Ces fractions égyptiennes qui influencent encore nos algorithmes modernes
Les algorithmes antiques : ce que les fractions égyptiennes nous apprennent sur l'informatique
Quand tu écris une fonction récursive ou que tu mets en place un algorithme glouton, tu suis les traces de mathématiciens qui ont vécu il y a des millénaires. Les fractions égyptiennes — ces expressions utilisant uniquement des inverses d'entiers — comptent parmi les plus anciens algorithmes documentés de l'histoire humaine. Et elles sont bien plus sophistiquées qu'elles n'y paraissent.
Le problème qu'ont résolu les Égyptiens
Les fractions modernes nous semblent naturelles : 3/7, 5/12, 17/23. Mais cette notation n'est apparue en Europe qu'au XVIIIe siècle. Avant, pour exprimer une fraction, il fallait la décomposer en somme de fractions unitaires — des fractions avec 1 au numérateur.
Les Égyptiens faisaient face à un défi concret : comment partager équitablement 7 miches de pain entre 8 personnes ? La réponse n'était pas d'écrire 7/8. Ils préféraient exprimer le résultat comme une somme de fractions unitaires distinctes : 1/2 + 1/4 + 1/8.
Cette approche apparemment simple demandait une réflexion mathématique élaborée. Elle a donné naissance à ce qu'on appelle aujourd'hui l'algorithme des fractions égyptiennes.
L'algorithme glouton, version antique
Voici où ça devient passionnant pour les développeurs. La méthode qu'utilisaient les Égyptiens pour convertir n'importe quelle fraction en fraction égyptienne est fondamentalement un algorithme glouton — on choisit la plus grande fraction unitaire possible, on soustrait, et on répète.

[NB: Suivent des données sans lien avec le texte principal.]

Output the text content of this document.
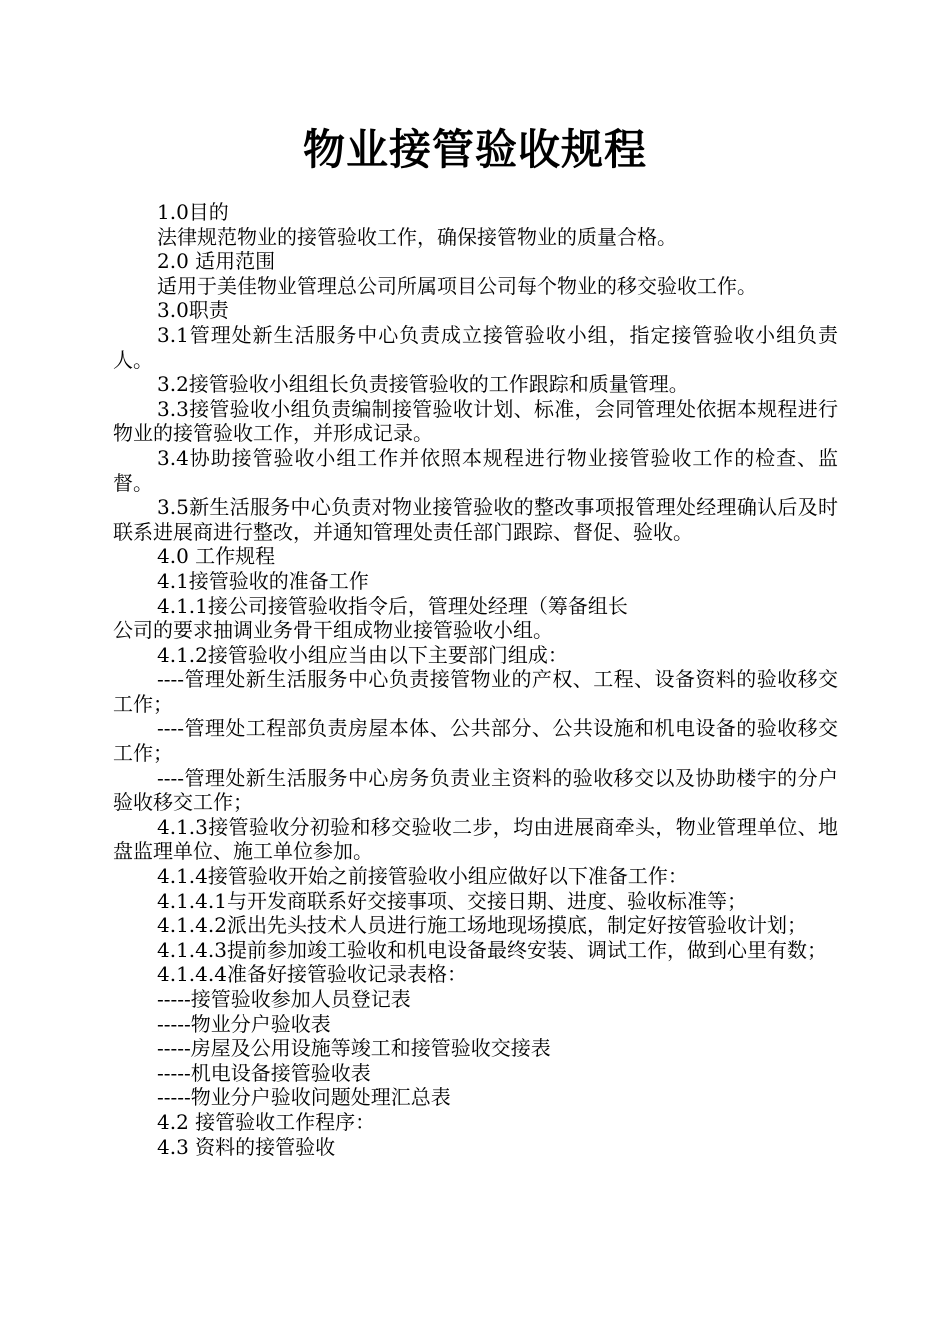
物业接管验收规程

1.0目的

法律规范物业的接管验收工作，确保接管物业的质量合格。

2.0 适用范围

适用于美佳物业管理总公司所属项目公司每个物业的移交验收工作。

3.0职责

3.1管理处新生活服务中心负责成立接管验收小组，指定接管验收小组负责人。

3.2接管验收小组组长负责接管验收的工作跟踪和质量管理。

3.3接管验收小组负责编制接管验收计划、标准，会同管理处依据本规程进行物业的接管验收工作，并形成记录。

3.4协助接管验收小组工作并依照本规程进行物业接管验收工作的检查、监督。

3.5新生活服务中心负责对物业接管验收的整改事项报管理处经理确认后及时联系进展商进行整改，并通知管理处责任部门跟踪、督促、验收。

4.0 工作规程

4.1接管验收的准备工作

4.1.1接公司接管验收指令后，管理处经理（筹备组长

公司的要求抽调业务骨干组成物业接管验收小组。

4.1.2接管验收小组应当由以下主要部门组成：

----管理处新生活服务中心负责接管物业的产权、工程、设备资料的验收移交工作；

----管理处工程部负责房屋本体、公共部分、公共设施和机电设备的验收移交工作；

----管理处新生活服务中心房务负责业主资料的验收移交以及协助楼宇的分户验收移交工作；

4.1.3接管验收分初验和移交验收二步，均由进展商牵头，物业管理单位、地盘监理单位、施工单位参加。

4.1.4接管验收开始之前接管验收小组应做好以下准备工作：

4.1.4.1与开发商联系好交接事项、交接日期、进度、验收标准等；

4.1.4.2派出先头技术人员进行施工场地现场摸底，制定好按管验收计划；

4.1.4.3提前参加竣工验收和机电设备最终安装、调试工作，做到心里有数；

4.1.4.4准备好接管验收记录表格：

-----接管验收参加人员登记表

-----物业分户验收表

-----房屋及公用设施等竣工和接管验收交接表

-----机电设备接管验收表

-----物业分户验收问题处理汇总表

4.2 接管验收工作程序：

4.3 资料的接管验收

Prenons 4/23. L'algorithme demande : quel est le plus petit entier supérieur à 23/4 ? C'est 6. On commence donc avec 1/6, on soustrait de 4/23, on obtient 1/138, et c'est terminé : 4/23 = 1/6 + 1/138.
Cette approche fonctionne à chaque fois — un théorème数学ématique prouvé en 1880, bien que les Européens connaissent cette technique depuis Fibonacci au XIIe siècle.
Pourquoi ça concerne les développeurs modernes
À première vue, ça ressemble à une anecdote historique sans plus. Mais regarde ce qui se passe dans cet algorithme :
- Décomposition récursive — On divise un problème complexe en sous-problèmes plus simples
- Sélection gloutonne — On fait le choix localement optimal à chaque étape
- Preuve de terminaison — Le reste diminue toujours, garantissant l'achèvement
Ces concepts sont au cœur de la pensée algorithmique moderne. Quand tu écris une fonction récursive, tu appliques la même structure logique que ces mathématiciens de l'Antiquité.
Le creux historique
Il y a une histoire inconfortable qu'il faut reconnaître. La méthode des fractions égyptiennes précède les mathématiques grecques de millénaires. Pourtant, quand les mathématiciens européens ont « redécouvert » le papyrus Rhind au XIXe siècle, la technique était souvent attribuée aux savants grecs plutôt qu'à ses véritables origines en Égypte ancienne.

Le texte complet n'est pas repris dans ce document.